Les avocats de la défense dans les affaires de corruption impliquant notamment les deux ex-Premiers ministres, Ahmed Ouyahia et Abdelmalek Sellal, et des patrons d'usines de montage de véhicules comptent boycotter le procès qui devrait commencer aujourd'hui mercredi. Plusieurs avocats, notamment le bâtonnier d'Alger, Abdelmadjid Sellini, ont annoncé sur leur page Facebook leur intention de déserter la salle d'audience du tribunal de Sidi M'hamed.

Il semblerait que le collectif des avocats (50) en charge de la défense des deux ex-Premiers ministres mais aussi plusieurs autres membres du gouvernement et des patrons de groupes industriels se sont donné le mot pour boycotter le procès qui tient en haleine tout le pays. Abdelmadjid Sellini a déjà donné le ton lundi dernier après la décision du juge de reporter le procès à ce mercredi.

«C'est un jour de deuil pour moi. Nous espérions un procès équitable avec toutes les garanties de sérénité et de transparence. Mais cela n'est pas le cas. La justice est toujours politisée», a-t-il déclaré aux dizaines de journalistes venus couvrir l'évènement. Le bâtonnier d'Alger a affirmé en colère que «les conditions d'une justice juste ne sont pas réunies». Plus loin, Maître Sellini qualifie le procès de «sentence destinée à la consommation publique» en soulignant que «les prévenus ne sont que des boucs émissaires qu'il faut sacrifier. Nous refusons, en tant qu'avocats, de prendre part à cette mascarade».

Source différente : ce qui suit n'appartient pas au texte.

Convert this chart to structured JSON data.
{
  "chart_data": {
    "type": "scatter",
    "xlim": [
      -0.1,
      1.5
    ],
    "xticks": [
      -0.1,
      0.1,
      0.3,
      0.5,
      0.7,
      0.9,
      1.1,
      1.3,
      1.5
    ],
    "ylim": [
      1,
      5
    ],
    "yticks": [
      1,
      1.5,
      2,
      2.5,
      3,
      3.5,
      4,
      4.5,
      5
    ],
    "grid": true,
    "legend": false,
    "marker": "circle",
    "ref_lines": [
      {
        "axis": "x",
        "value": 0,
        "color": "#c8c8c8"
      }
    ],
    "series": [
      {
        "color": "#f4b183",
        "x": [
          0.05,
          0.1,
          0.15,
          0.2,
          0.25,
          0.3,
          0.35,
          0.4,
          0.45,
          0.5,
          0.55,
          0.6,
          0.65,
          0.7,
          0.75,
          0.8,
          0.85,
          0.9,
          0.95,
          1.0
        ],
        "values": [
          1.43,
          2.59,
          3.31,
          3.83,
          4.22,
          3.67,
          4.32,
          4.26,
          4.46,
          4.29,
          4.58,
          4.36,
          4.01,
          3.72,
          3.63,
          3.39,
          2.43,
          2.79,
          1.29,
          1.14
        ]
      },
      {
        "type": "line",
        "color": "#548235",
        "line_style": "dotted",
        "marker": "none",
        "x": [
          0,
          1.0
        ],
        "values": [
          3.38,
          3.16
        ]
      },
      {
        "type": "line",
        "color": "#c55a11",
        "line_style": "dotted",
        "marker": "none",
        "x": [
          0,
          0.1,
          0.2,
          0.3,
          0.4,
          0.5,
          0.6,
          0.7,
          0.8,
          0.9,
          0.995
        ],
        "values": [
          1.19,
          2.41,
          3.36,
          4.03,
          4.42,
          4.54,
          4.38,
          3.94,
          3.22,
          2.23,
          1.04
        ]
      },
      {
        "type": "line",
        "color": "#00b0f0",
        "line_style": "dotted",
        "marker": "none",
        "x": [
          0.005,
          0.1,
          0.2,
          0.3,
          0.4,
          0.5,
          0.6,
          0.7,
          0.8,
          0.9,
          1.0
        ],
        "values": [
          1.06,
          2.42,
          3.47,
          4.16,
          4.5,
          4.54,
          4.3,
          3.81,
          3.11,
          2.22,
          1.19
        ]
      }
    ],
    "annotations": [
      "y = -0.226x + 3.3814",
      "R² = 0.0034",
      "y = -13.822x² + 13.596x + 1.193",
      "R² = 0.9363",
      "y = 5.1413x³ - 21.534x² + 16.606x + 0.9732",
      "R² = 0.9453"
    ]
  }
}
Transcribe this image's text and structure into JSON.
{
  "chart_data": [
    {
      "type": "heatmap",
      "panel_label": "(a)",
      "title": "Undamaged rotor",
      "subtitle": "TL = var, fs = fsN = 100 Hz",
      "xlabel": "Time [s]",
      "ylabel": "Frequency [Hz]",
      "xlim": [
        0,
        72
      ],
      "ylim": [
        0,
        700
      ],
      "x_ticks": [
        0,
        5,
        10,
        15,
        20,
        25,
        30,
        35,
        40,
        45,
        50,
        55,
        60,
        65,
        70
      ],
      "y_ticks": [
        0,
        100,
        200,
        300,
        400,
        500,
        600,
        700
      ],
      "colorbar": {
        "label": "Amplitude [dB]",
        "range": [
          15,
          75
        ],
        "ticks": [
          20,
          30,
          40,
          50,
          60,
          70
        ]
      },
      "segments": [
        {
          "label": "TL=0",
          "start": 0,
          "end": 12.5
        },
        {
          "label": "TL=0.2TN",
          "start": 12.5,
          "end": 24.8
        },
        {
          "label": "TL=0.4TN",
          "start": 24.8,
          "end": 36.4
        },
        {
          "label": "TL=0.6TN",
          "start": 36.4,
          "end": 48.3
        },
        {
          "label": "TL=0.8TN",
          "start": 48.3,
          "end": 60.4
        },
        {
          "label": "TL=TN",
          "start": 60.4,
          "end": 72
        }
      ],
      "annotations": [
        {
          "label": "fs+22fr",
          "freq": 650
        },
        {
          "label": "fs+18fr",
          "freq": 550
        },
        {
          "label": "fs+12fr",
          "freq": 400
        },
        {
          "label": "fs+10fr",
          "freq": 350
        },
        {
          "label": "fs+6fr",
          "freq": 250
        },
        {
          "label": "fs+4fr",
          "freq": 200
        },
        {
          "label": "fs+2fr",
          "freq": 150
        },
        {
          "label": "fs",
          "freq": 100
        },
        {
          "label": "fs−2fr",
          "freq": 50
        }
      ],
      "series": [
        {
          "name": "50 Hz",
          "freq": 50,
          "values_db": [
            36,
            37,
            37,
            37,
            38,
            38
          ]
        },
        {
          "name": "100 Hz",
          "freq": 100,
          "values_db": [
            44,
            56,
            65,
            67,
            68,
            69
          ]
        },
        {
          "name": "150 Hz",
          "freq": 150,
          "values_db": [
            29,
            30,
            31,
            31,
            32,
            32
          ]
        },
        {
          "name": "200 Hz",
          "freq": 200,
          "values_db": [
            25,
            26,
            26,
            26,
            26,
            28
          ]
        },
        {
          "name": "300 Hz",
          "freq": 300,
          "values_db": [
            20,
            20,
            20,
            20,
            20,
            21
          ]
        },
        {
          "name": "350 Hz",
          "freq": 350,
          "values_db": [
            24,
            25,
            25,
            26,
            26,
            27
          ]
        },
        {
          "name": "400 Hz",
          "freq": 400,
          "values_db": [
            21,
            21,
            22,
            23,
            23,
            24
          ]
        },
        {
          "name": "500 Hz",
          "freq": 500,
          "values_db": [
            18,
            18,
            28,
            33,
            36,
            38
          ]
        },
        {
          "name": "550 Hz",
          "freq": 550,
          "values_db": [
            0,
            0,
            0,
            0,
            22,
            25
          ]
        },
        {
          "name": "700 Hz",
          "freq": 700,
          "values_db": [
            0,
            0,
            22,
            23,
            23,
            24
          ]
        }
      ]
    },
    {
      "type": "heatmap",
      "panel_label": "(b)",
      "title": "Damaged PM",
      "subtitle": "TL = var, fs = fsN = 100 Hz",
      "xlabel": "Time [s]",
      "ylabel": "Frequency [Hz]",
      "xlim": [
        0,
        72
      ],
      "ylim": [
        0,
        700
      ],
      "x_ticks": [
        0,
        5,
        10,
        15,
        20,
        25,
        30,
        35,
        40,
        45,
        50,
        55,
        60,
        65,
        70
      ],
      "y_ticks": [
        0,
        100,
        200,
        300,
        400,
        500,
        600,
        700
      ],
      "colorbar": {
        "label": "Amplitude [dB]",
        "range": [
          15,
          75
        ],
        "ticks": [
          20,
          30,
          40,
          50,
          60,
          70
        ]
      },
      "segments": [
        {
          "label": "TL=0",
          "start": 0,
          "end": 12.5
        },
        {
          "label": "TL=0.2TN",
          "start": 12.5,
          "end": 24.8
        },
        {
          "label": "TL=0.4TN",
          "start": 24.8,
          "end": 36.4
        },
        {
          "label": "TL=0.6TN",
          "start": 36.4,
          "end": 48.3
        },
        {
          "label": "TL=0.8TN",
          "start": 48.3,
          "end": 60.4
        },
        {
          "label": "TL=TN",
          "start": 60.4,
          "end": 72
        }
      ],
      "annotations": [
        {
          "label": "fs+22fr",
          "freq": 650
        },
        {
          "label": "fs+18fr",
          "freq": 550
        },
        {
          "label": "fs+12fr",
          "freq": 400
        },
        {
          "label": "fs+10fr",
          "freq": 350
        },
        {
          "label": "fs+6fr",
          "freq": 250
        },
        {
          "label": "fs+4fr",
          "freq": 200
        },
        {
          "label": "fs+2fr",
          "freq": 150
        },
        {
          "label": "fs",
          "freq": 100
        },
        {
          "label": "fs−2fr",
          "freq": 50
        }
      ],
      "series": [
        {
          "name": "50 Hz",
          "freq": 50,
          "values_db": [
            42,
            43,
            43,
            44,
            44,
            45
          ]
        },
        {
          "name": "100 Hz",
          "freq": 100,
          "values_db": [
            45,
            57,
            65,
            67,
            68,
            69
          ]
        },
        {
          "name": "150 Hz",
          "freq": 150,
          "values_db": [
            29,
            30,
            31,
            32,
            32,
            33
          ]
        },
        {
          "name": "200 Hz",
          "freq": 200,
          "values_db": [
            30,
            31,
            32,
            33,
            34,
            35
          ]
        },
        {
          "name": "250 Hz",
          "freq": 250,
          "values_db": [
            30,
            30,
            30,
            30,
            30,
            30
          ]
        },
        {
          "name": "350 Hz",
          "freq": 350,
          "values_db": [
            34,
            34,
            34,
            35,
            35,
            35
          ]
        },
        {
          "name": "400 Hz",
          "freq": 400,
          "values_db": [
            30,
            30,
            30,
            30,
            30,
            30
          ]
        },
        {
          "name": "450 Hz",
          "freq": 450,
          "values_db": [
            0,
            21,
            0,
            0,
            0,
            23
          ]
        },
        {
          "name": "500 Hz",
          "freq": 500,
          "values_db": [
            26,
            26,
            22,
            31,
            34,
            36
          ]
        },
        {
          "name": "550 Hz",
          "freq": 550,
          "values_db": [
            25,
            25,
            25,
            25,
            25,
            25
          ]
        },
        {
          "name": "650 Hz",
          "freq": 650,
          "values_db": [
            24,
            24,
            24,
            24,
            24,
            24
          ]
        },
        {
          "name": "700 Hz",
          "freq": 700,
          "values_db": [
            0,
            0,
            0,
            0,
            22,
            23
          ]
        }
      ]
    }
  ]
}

De son côté, Maître Khaled Bourayou a déclaré que «le gouvernement veut donner un bouc émissaire à l'opinion publique à la veille des élections présidentielles du 12 décembre prochain et cela est inacceptable».

Ouyahia, Sellal et les ministres Youcef Yousfi, Mahdjoub Beda, Abdelghani Zaalane et Abdesselam Bouchouareb (toujours en fuite) sont poursuivis avec les hommes d'affaires Hassan Larbaoui, Mohamed Bairi, Ahmed Mazouz et Ali Haddad ainsi que l'ex-wali de Tipaza, Mounia Zerhouni, pour «octroi d'indus avantages» et «corruption» dans l'affaire du montage de véhicules. De lourdes accusations pèsent sur les deux anciens Premiers ministres notamment l'attribution d'indus avantages à des hommes d'affaires dans des concessions liées notamment à la construction automobile.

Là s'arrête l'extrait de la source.